Pikiran dan jiwa yang sehat tentu di-backup oleh kepastian jaminan
kesehatan dan fasilitas kesehatan yang memadai. Di zaman yang katanya serba
modern ini, kita masih sering mendengar para pemuda yang “menyerah” pada
kenyataan biaya pendidikan yang mahal. Tidak sedikit pula yang meregang nyawa
di ujung “pedang” bernama syarat dan biaya jaminan kesehatan yang tidak
tergapai. Semua muncul sebagai momok yang menakutkan bagi para pemuda. Momok
itu seiring waktu berubah menjadi “hal lumrah yang menyedihkan” bagi keluarga
mereka secara turun-temurun.
Lapangan dan Kesempatan Kerja
Setelah
menamatkan pendidikan, tentu para pemuda butuh akses terhadap lapangan kerja dong!?
Dan kesempatan kerja butuh mereka dapatkan sebagai outcome yang mereka
hasilkan dari proses pendidikan. Lapisan kedua ini memang termasuk yang paling
sulit dipenuhi menurut laporan IPP Tahun 2019. Iklim investasi yang berbeda
tiap daerah membuat wadah untuk bekerja memang terbatas. Oleh karena itu,
penting kiranya pemerintah untuk terus menanamkan jiwa berwirausaha bagi para
pemuda. Hal ini sangat krusial, agar para pemuda tidak hanya menunggu peluang
kerja secara formal, tetapi lebih dari itu mereka lebih bersemangat dalam
menciptakan lapangan kerja baru. Pemerintah harus berinvestasi besar-besaran
terhadap perkembangan pola pokir pemuda di lapisan ini. Perubahan paradigma
pemuda harus diyakini sebagai tonggak awal dalam mencapai kemandirian ekonomi
secara nasional.
Partisipasi
Sosial
Nah
ini lapisan terakhir. Lapisan partisipasi bagi para pemuda merupakan tanda
mereka sedang hidup di lingkungan yang berdemokrasi. Para pemuda butuh
dilibatkan secara aktif dalam berbagai proses pembangunan daerah, tidak
memandang pria maupun wanita. Itu artinya bahwa tidak boleh ada perbedaan
gender atau diskriminasi. Semua punya kapasitas dan kapabilitas sesuai dengan background
pendidikan maupun berdasarkan pengalamannya sehari-hari. Intinya semua pemuda
memiliki potensi yang perlu diwadahi.
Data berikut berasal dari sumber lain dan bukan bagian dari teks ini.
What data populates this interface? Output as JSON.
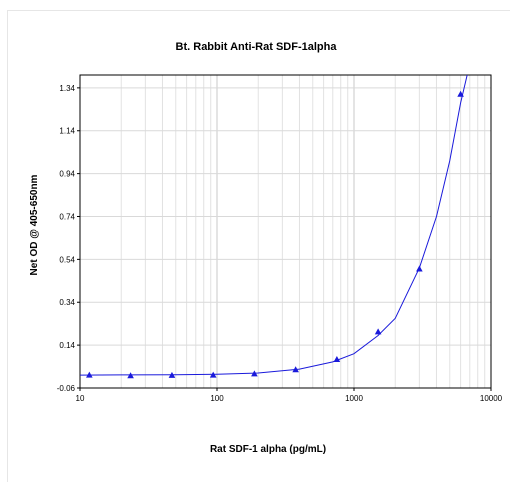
{
  "chart_data": {
    "type": "scatter",
    "title": "Bt. Rabbit Anti-Rat SDF-1alpha",
    "xlabel": "Rat SDF-1 alpha (pg/mL)",
    "ylabel": "Net OD @ 405-650nm",
    "x_scale": "log",
    "xlim": [
      10,
      10000
    ],
    "ylim": [
      -0.06,
      1.4
    ],
    "x_ticks": [
      "10",
      "100",
      "1000",
      "10000"
    ],
    "y_ticks": [
      "-0.06",
      "0.14",
      "0.34",
      "0.54",
      "0.74",
      "0.94",
      "1.14",
      "1.34"
    ],
    "grid": true,
    "series": [
      {
        "marker": "triangle",
        "color": "#1a1adb",
        "x": [
          11.7,
          23.4,
          46.9,
          93.8,
          187.5,
          375,
          750,
          1500,
          3000,
          6000
        ],
        "y": [
          0.0,
          -0.003,
          -0.001,
          0.0,
          0.006,
          0.025,
          0.073,
          0.202,
          0.495,
          1.31
        ]
      }
    ],
    "fit_curve": {
      "color": "#1a1adb",
      "x": [
        10,
        20,
        50,
        100,
        200,
        400,
        700,
        1000,
        1500,
        2000,
        3000,
        4000,
        5000,
        6000,
        6700
      ],
      "y": [
        0.0,
        0.001,
        0.002,
        0.004,
        0.01,
        0.028,
        0.062,
        0.1,
        0.185,
        0.265,
        0.5,
        0.74,
        1.0,
        1.27,
        1.42
      ]
    }
  }
}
Semua punya hak dalam menyampaikan pendapat,
tentunya dalam bingkai etika dan mendukung kemajuan tentunya. Partisipasi yang
tidak terwadahi akan tersalurkan di jalan yang tidak benar. Sehingga muncul
berbagai perilaku melawan hukum yang merugikan diri sendiri dan merugikan
negara.
Sekarang
jika kita para pemuda sudah melihat potensi kita dan juga perhatian yang
diberikan oleh pemerintah, lalu apa yang akan kita lakukan untuk mendukung itu
semua? Tentu saja kita bisa sangat membantu pemerintah. Kita bisa merubah wajah
negara ini menjadi lebih baik lagi, dengan antusiasme dan tidak skeptis
terhadap kemajuan. Sikap positif sebagai seorang pemuda sangat luas sekali
lingkupnya. Taat membayar pajak misalnya, karena kita tahu pajak akan digunakan
kembali untuk fasilitas-fasilitas pendidikan dan kesehatan yang paling mendasar.
Belajar dengan rajin, karena kita tahu tingkat pendidikan akan berbanding lurus
dengan berkurangnya tingkat kemiskinan. Berpartisipasi aktif dalam berbagai
kegiatan pemuda di daerah, karena kita tahu suara pemuda akan didengarkan dan
menjadi muatan positif bagi pengambil kebijakan di pemerintahan.
Intinya
kita yakin bahwa pemuda adalah agen-agen perubahan yang sebenarnya. Terus
yakinkan dan pantaskan diri untuk itu. Mulai dari diri sendiri. Mulai dari
sekarang. Mulai dari hal yang terkecil. Temukan perubahan di masa yang akan
datang yang lebih cerah. Kata orang bijak, “Jangan tanyakan apa yang sudah
negara berikan kepada kita tapi tanyakan apa yang sudah kita berikan untuk
negara. Cepat pulih negeriku. Di tangan pemuda bersiaplah untuk maju. Dirgahayu
Republik Indonesia tercinta. Merdeka!